Re: [PATCH] ARM: kexec: Fix panic after TLB are invalidated
From: Mark Rutland
Date: Mon Feb 01 2021 - 10:32:33 EST
Hi,
On Mon, Feb 01, 2021 at 02:39:46PM +0000, Giancarlo Ferrari wrote:
> On Mon, Feb 01, 2021 at 12:47:20PM +0000, Mark Rutland wrote:
> > On Mon, Feb 01, 2021 at 12:44:56AM +0000, Giancarlo Ferrari wrote:
> > > machine_kexec() need to set rw permission in text and rodata sections
> > > to assign some variables (e.g. kexec_start_address). To do that at
> > > the end (after flushing pdm in memory, etc.) it needs to invalidate
> > > TLB [section] entries.
> >
> > It'd be worth noting explicitly that set_kernel_text_rw() alters
> > current->active_mm...
> >
> > > If during the TLB invalidation an interrupt occours, which might cause
> > > a context switch, there is the risk to inject invalid TLBs, with ro
> > > permissions.
> >
> > ... which is why if there's a context switch things can go wrong, since
> > active_mm isn't stable, and so it's possible that set_kernel_text_rw()

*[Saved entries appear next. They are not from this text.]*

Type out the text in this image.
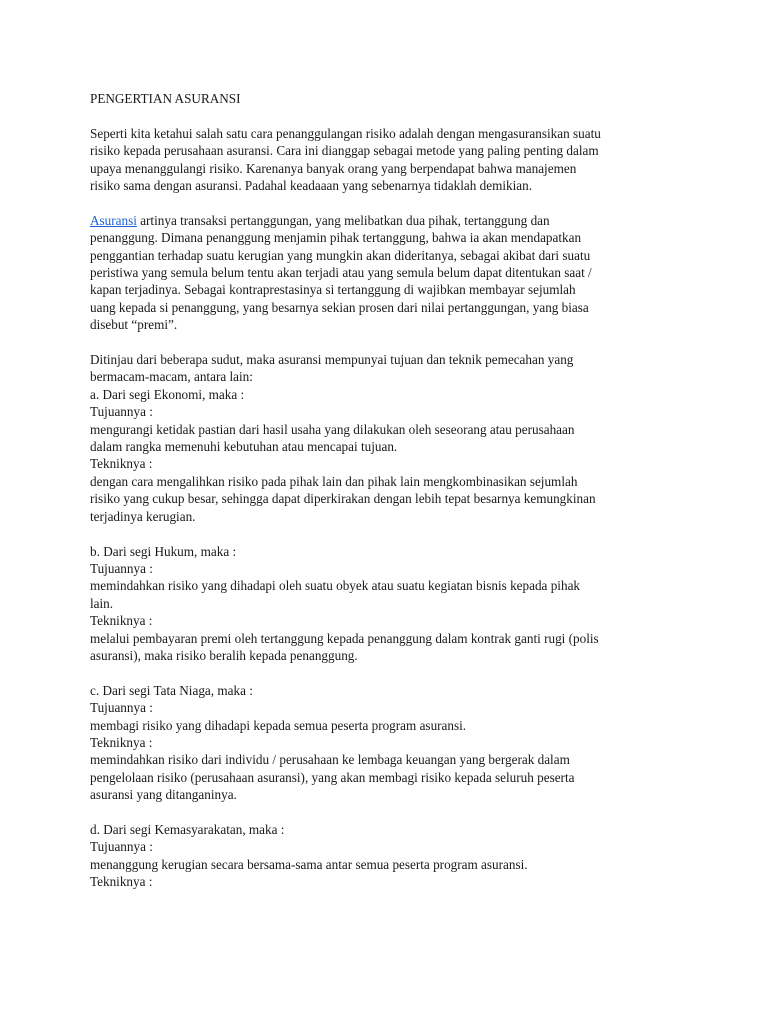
PENGERTIAN ASURANSI
Seperti kita ketahui salah satu cara penanggulangan risiko adalah dengan mengasuransikan suatu
risiko kepada perusahaan asuransi. Cara ini dianggap sebagai metode yang paling penting dalam
upaya menanggulangi risiko. Karenanya banyak orang yang berpendapat bahwa manajemen
risiko sama dengan asuransi. Padahal keadaaan yang sebenarnya tidaklah demikian.
Asuransi artinya transaksi pertanggungan, yang melibatkan dua pihak, tertanggung dan
penanggung. Dimana penanggung menjamin pihak tertanggung, bahwa ia akan mendapatkan
penggantian terhadap suatu kerugian yang mungkin akan dideritanya, sebagai akibat dari suatu
peristiwa yang semula belum tentu akan terjadi atau yang semula belum dapat ditentukan saat /
kapan terjadinya. Sebagai kontraprestasinya si tertanggung di wajibkan membayar sejumlah
uang kepada si penanggung, yang besarnya sekian prosen dari nilai pertanggungan, yang biasa
disebut “premi”.
Ditinjau dari beberapa sudut, maka asuransi mempunyai tujuan dan teknik pemecahan yang
bermacam-macam, antara lain:
a. Dari segi Ekonomi, maka :
Tujuannya :
mengurangi ketidak pastian dari hasil usaha yang dilakukan oleh seseorang atau perusahaan
dalam rangka memenuhi kebutuhan atau mencapai tujuan.
Tekniknya :
dengan cara mengalihkan risiko pada pihak lain dan pihak lain mengkombinasikan sejumlah
risiko yang cukup besar, sehingga dapat diperkirakan dengan lebih tepat besarnya kemungkinan
terjadinya kerugian.
b. Dari segi Hukum, maka :
Tujuannya :
memindahkan risiko yang dihadapi oleh suatu obyek atau suatu kegiatan bisnis kepada pihak
lain.
Tekniknya :
melalui pembayaran premi oleh tertanggung kepada penanggung dalam kontrak ganti rugi (polis
asuransi), maka risiko beralih kepada penanggung.
c. Dari segi Tata Niaga, maka :
Tujuannya :
membagi risiko yang dihadapi kepada semua peserta program asuransi.
Tekniknya :
memindahkan risiko dari individu / perusahaan ke lembaga keuangan yang bergerak dalam
pengelolaan risiko (perusahaan asuransi), yang akan membagi risiko kepada seluruh peserta
asuransi yang ditanganinya.
d. Dari segi Kemasyarakatan, maka :
Tujuannya :
menanggung kerugian secara bersama-sama antar semua peserta program asuransi.
Tekniknya :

> > updates multiple tables, none of which might be the active table at the
> > point we try to make an access.
>
> Maybe the behaviour causing issue is not completely clear to me, and I do
> apologize for that (moreover I haven't eougth debug capabilities).
I think we're in rough agreement that the issue is likely related to the
context switch, but our understanding of the specifics differs (and I
think we're missing a detail here).
> However, current-active_mm is switched among context switches. Correct ?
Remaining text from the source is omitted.